There are lots of examples of companies who have avoided the bulk of this negative effect by designing a centralized data strategy up front. As I alluded earlier, these companies are often data firms that offer a service like Google or Uber. They were born as data companies and developed from the ground up. If you’re not lucky enough to be a company that was born a data firm, however, there may be some possibilities, but I think they might be difficult and involve culture change management.

  1. Centralize the Data Strategy and Empower an Owner: This role has traditionally been called the Chief Data Officer and these days I’m noticing a positive trend towards redefining this role as the Chief Data and Analytics (or AI) Officer. Here’s a good explanation of the difference. This will have the effect of making the statement to the organization that data is now seen as a central business asset vs. simply a local asset. As the Harvard Business Review states, the trend towards naming CDO’s or CDAO’s “reflects a recognition that data is an important business asset that is worthy of management by a senior executive” and that it is “also an acknowledgement that data and technology are not the same and need different management approaches.” Note that redefining and centralizing the organization can leverage the positive aspects of Conway’s Law towards the goal of integrated, aligned data sources.
  2. Identify “low-hanging fruit” in your existing data silos for integration. You may be lucky and have a common key (employee number, part number, etc.) between two data silos that enables the data to be joined. This assumes that you can get permission to see the data by the silo owner, however, which might be a large assumption. Regardless, a demonstration of the power of integrated data could make the case for the difficult decisions and culture shifts (from local to collective ownership of data).
  3. Make a mandate. Jeff Bezos (legendarily) made his API Mandate at Amazon which required all data and functionality to be exposed publicly across Amazon through a defined interface called an Application Programming Interface (API). This interface managed both access to the data as well as insight into the structure of the data. It is said that this mandate changed the company and enabled their future high-value Amazon Web Services business.

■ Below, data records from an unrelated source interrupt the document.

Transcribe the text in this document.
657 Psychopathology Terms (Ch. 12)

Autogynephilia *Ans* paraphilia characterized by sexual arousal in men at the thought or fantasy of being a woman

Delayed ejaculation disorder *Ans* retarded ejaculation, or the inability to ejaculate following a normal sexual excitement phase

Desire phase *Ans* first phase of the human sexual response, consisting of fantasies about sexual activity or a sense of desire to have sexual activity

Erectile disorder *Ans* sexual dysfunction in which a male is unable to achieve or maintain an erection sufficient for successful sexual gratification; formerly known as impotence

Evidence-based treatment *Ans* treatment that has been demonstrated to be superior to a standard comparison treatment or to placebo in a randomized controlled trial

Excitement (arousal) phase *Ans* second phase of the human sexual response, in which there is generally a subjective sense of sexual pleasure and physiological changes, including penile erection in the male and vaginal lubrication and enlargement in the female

If you’ve made it this far, then you probably have the gist of my argument. If you’ve skipped to the conclusion, here’s what I’d want you to know:

  1. Organizations the build a Data Strategy from scratch will fall into the Conway’s Law trap and are unlikely to have the ability to understand data interfaces.
  2. Conversely, a carefully-architected Data Strategy (everything from design of information to be sensed, sensing approach, collection, and application of Data Science, etc.) can be a surprisingly powerful lever for gaining business value. Some of the largest return on internal investments in process improvement I’m aware of inside large firms involve joining previously-unconnected data sources and gaining a new valuable insight for decisions, risk management, or even better understanding of the flow of business value from suppliers to the hands of the customer.
  3. It is hard to apply a new Data Strategy to an existing business culture. Unless you are leading an amazing business culture, it will require change management techniques (like John Kotter’s 8 steps) to succeed.
  4. An empowered role like the CDO, or better, the CDAO, may help this culture change and can make the kinds of “Bezos API mandates” that might be needed can aid success. It can also help with the next challenge, Sustaining the Data Business.